PyteomicsError: Pyteomics error, message: 'Please specify the isotopic states of all atoms of H or do not specify them at all.'
Finally, you can find the most probable isotopic composition for a substance
with pyteomics.mass.most_probable_isotopic_composition()
function.
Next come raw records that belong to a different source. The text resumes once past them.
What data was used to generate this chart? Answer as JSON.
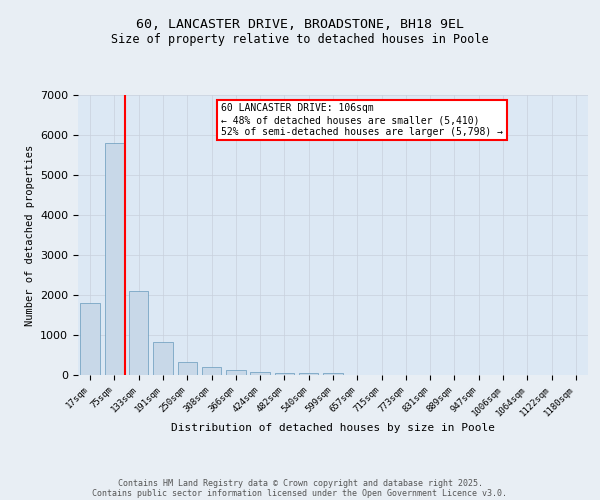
{
  "title1": "60, LANCASTER DRIVE, BROADSTONE, BH18 9EL",
  "title2": "Size of property relative to detached houses in Poole",
  "xlabel": "Distribution of detached houses by size in Poole",
  "ylabel": "Number of detached properties",
  "bar_labels": [
    "17sqm",
    "75sqm",
    "133sqm",
    "191sqm",
    "250sqm",
    "308sqm",
    "366sqm",
    "424sqm",
    "482sqm",
    "540sqm",
    "599sqm",
    "657sqm",
    "715sqm",
    "773sqm",
    "831sqm",
    "889sqm",
    "947sqm",
    "1006sqm",
    "1064sqm",
    "1122sqm",
    "1180sqm"
  ],
  "bar_values": [
    1800,
    5800,
    2100,
    820,
    330,
    200,
    130,
    80,
    60,
    50,
    40,
    5,
    5,
    0,
    0,
    0,
    0,
    0,
    0,
    0,
    0
  ],
  "bar_color": "#c8d8e8",
  "bar_edge_color": "#6699bb",
  "grid_color": "#c8d0dc",
  "bg_color": "#dce8f4",
  "fig_bg_color": "#e8eef4",
  "red_line_x": 1.45,
  "annotation_title": "60 LANCASTER DRIVE: 106sqm",
  "annotation_line1": "← 48% of detached houses are smaller (5,410)",
  "annotation_line2": "52% of semi-detached houses are larger (5,798) →",
  "annotation_box_color": "#cc0000",
  "ylim": [
    0,
    7000
  ],
  "yticks": [
    0,
    1000,
    2000,
    3000,
    4000,
    5000,
    6000,
    7000
  ],
  "footer1": "Contains HM Land Registry data © Crown copyright and database right 2025.",
  "footer2": "Contains public sector information licensed under the Open Government Licence v3.0."
}
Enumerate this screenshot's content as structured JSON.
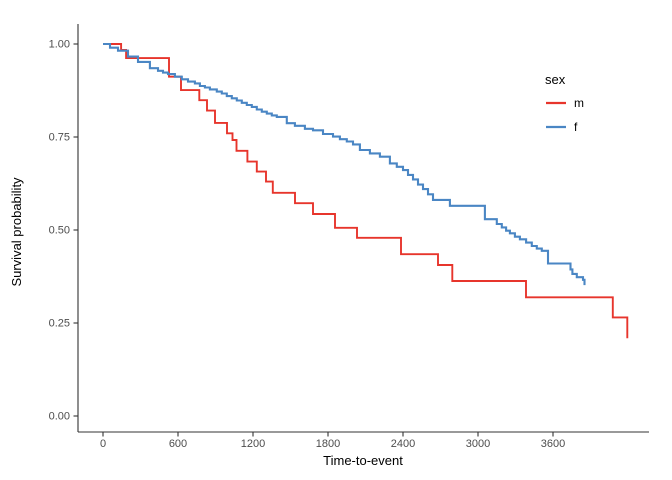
{
  "chart_data": {
    "type": "line",
    "subtype": "kaplan-meier-step-survival",
    "title": "",
    "xlabel": "Time-to-event",
    "ylabel": "Survival probability",
    "xlim": [
      0,
      4360
    ],
    "ylim": [
      0,
      1.0
    ],
    "x_ticks": [
      0,
      600,
      1200,
      1800,
      2400,
      3000,
      3600
    ],
    "x_tick_labels": [
      "0",
      "600",
      "1200",
      "1800",
      "2400",
      "3000",
      "3600"
    ],
    "y_ticks": [
      0,
      0.25,
      0.5,
      0.75,
      1.0
    ],
    "y_tick_labels": [
      "0.00",
      "0.25",
      "0.50",
      "0.75",
      "1.00"
    ],
    "grid": false,
    "legend": {
      "title": "sex",
      "position": "right",
      "items": [
        {
          "label": "m",
          "color": "#e7352c"
        },
        {
          "label": "f",
          "color": "#4a86c4"
        }
      ]
    },
    "axis_color": "#333333",
    "tick_text_color": "#4d4d4d",
    "background": "#ffffff",
    "series": [
      {
        "name": "m",
        "color": "#e7352c",
        "step": true,
        "points": [
          [
            0,
            1.0
          ],
          [
            145,
            0.984
          ],
          [
            185,
            0.962
          ],
          [
            528,
            0.912
          ],
          [
            624,
            0.876
          ],
          [
            770,
            0.849
          ],
          [
            832,
            0.821
          ],
          [
            896,
            0.788
          ],
          [
            992,
            0.76
          ],
          [
            1036,
            0.742
          ],
          [
            1068,
            0.713
          ],
          [
            1155,
            0.684
          ],
          [
            1230,
            0.657
          ],
          [
            1304,
            0.63
          ],
          [
            1358,
            0.6
          ],
          [
            1536,
            0.572
          ],
          [
            1680,
            0.543
          ],
          [
            1856,
            0.506
          ],
          [
            2032,
            0.479
          ],
          [
            2384,
            0.435
          ],
          [
            2680,
            0.406
          ],
          [
            2794,
            0.363
          ],
          [
            3384,
            0.319
          ],
          [
            4078,
            0.265
          ],
          [
            4194,
            0.209
          ]
        ]
      },
      {
        "name": "f",
        "color": "#4a86c4",
        "step": true,
        "points": [
          [
            0,
            1.0
          ],
          [
            56,
            0.99
          ],
          [
            120,
            0.982
          ],
          [
            200,
            0.966
          ],
          [
            280,
            0.952
          ],
          [
            375,
            0.935
          ],
          [
            440,
            0.928
          ],
          [
            480,
            0.923
          ],
          [
            520,
            0.919
          ],
          [
            575,
            0.912
          ],
          [
            630,
            0.905
          ],
          [
            680,
            0.899
          ],
          [
            735,
            0.894
          ],
          [
            775,
            0.887
          ],
          [
            815,
            0.883
          ],
          [
            855,
            0.878
          ],
          [
            910,
            0.872
          ],
          [
            950,
            0.867
          ],
          [
            990,
            0.86
          ],
          [
            1030,
            0.854
          ],
          [
            1070,
            0.848
          ],
          [
            1110,
            0.842
          ],
          [
            1150,
            0.836
          ],
          [
            1190,
            0.831
          ],
          [
            1230,
            0.824
          ],
          [
            1270,
            0.818
          ],
          [
            1310,
            0.813
          ],
          [
            1350,
            0.808
          ],
          [
            1390,
            0.804
          ],
          [
            1470,
            0.787
          ],
          [
            1535,
            0.78
          ],
          [
            1615,
            0.772
          ],
          [
            1680,
            0.768
          ],
          [
            1760,
            0.758
          ],
          [
            1840,
            0.751
          ],
          [
            1895,
            0.744
          ],
          [
            1950,
            0.738
          ],
          [
            2000,
            0.73
          ],
          [
            2055,
            0.715
          ],
          [
            2135,
            0.706
          ],
          [
            2215,
            0.697
          ],
          [
            2295,
            0.679
          ],
          [
            2350,
            0.67
          ],
          [
            2400,
            0.661
          ],
          [
            2440,
            0.648
          ],
          [
            2480,
            0.636
          ],
          [
            2520,
            0.622
          ],
          [
            2560,
            0.61
          ],
          [
            2600,
            0.596
          ],
          [
            2640,
            0.581
          ],
          [
            2775,
            0.565
          ],
          [
            3055,
            0.529
          ],
          [
            3150,
            0.516
          ],
          [
            3190,
            0.507
          ],
          [
            3225,
            0.498
          ],
          [
            3255,
            0.491
          ],
          [
            3295,
            0.482
          ],
          [
            3335,
            0.475
          ],
          [
            3385,
            0.466
          ],
          [
            3430,
            0.457
          ],
          [
            3470,
            0.45
          ],
          [
            3510,
            0.444
          ],
          [
            3560,
            0.41
          ],
          [
            3740,
            0.394
          ],
          [
            3755,
            0.382
          ],
          [
            3790,
            0.373
          ],
          [
            3840,
            0.366
          ],
          [
            3852,
            0.352
          ]
        ]
      }
    ]
  }
}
The
substance is specified as a formula, a pyteomics.mass.Composition
object or a modX sequence string.
>>> from pyteomics import mass
>>> mass.most_probable_isotopic_composition(formula='H2SO4')
Composition({'H[1]': 2.0, 'H[2]': 0.0, 'O[16]': 4.0, 'O[17]': 0.0, 'S[32]': 1.0, 'S[33]': 0.0})
>>> mass.most_probable_isotopic_composition(formula='C300H602')
Composition({'C[12]': 297.0, 'C[13]': 3.0, 'H[1]': 602.0, 'H[2]': 0.0})
>>> mass.most_probable_isotopic_composition(sequence='PEPTIDE'*100)
Composition({'C[12]': 3364.0, 'C[13]': 36.0, 'H[1]': 5102.0, 'H[2]': 0.0, 'N[14]': 698.0, 'N[15]': 2.0, 'O[16]': 398.0, 'O[17]': 3.0})
The information about chemical elements, their isotopes and relative abundances
is stored in the pyteomics.mass.nist_mass
dictionary.
>>> from pyteomics import mass
>>> print mass.nist_mass['C']
{0: (12.0, 1.0), 12: (12.0, 0.98938), 13: (13.0033548378, 0.01078), 14: (14.0032419894, 0.0)}
The zero key stands for the unspecified isotopic state. The data about isotopes are stored as tuples (accurate mass, relative abundance).